As for me, I hear the gossip, but don’t contribute my two cents, even though I’m the subject, the “poor mite.” Most of it’s kind, and the substance is generally correct anyway. Candace Jessica Harris Kent Tarcher Lancel Valensky Cipriani was decidedly not a doting mother.
And Grand-mère Tess was indeed starting to fix up the grand old pile she’d left me. She, fortunately, left an account to take care of the rest of the repairs.
What has concerned me more are the diaries. Both Grand-mère Tess’ and those of a slave known only as Magdala, the one Grand-mère Tess’ middle name and thus by extension I, are named after. Teresa Magdala... She became Tess early on. Dad just mashed them together and made it Tessala for me, and gave me his grandmother’s name as my middle name.
The Diaries, as I’ve come to call them, were in a cedar chest in the attic, carefully packed, along with a family Bible. A letter in Grand-mère Tess’ desk ensured that I found them.
Reading them has given me an education.
Grand-mère Tess’ father, Luc Brasseaux, had found that his father was not the son of Marie-Frederique Coudert Brasseaux, though he was raised as such, and was the natural son of her husband, Louis Brasseaux. Luc was approached by an old mulatto slave and given diaries. Thus the family Bible with The Diaries was not the one that had doubtless been in the family for centuries, but one that started with Louis Brasseaux and Magdala with the birth date of 1825 for Louis and an estimated birth year of 1847 for Magdala.
Subsequent generations are recorded as
Jean-Louis Brasseaux (b. 1864, d. 1902) married Charlotte Sealy (b. 1864, d. 1924)
Luc Brasseaux (b. 1892, d. 1935) married Elspeth Goddard (b. 1894, d. 1946)
Theresa Magdala Brasseaux (b. 1916, -) married Winthrop Zachary Kent (b. 1916, d. 1953)
Thomas Zachary Kent (b. 1948, d. 1986) married Candace Jessica Harris (b. 1962, d. 2012)
Tessala Elspeth Kent (b. 1987, -)
The Diaries have also given me another family secret. Magdala’s brother, Elkanah, was a mokole, a man who could turn to a lizard. Unlike many slaves, who were either Christians or followed voudoun or another religion brought over by their ancestors from Africa, Elkanah and Magdala worshipped Gaia, an earth goddess. The Mokole were known as “Gaia’s Memory.”
Magdala had asked a priestess of sorts, one she called a “Dreamspeaker” to place a curse on her descendants, that unless they mated with a full mokole, they would only produce kin.

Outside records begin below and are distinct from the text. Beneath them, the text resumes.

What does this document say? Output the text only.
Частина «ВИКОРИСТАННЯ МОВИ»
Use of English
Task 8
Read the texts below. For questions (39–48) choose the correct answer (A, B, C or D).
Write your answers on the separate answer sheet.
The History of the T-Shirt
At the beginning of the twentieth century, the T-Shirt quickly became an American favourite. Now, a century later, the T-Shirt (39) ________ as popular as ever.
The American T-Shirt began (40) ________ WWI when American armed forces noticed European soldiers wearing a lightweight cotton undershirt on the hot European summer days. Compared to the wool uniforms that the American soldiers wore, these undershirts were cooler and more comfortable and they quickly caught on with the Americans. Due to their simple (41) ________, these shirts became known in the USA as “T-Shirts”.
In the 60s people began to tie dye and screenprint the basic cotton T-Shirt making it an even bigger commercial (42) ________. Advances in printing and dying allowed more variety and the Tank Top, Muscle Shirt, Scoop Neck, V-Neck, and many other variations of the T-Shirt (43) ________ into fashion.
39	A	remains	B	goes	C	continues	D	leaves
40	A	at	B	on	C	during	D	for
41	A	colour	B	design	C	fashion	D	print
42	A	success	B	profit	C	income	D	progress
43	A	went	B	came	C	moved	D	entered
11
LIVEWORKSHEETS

So apparently, I am Mokole kin.
Magdala, and in turn, Grand-mère, had done research and had set down what they knew about other types of men and women who changed to animals, including ravens, snakes, and wolves. Grand-mère had even written down rumours of sharks! She said that there were supposed to be a few types of cats, too, and that maybe something to do with them was what made all the cats in New Orleans go crazy last year.
I’m still learning what it is to be kin to the mokole. I know so little. But if there is anywhere that the mokole might be, the swamps of Louisiana would probably be one of the first places I’d check.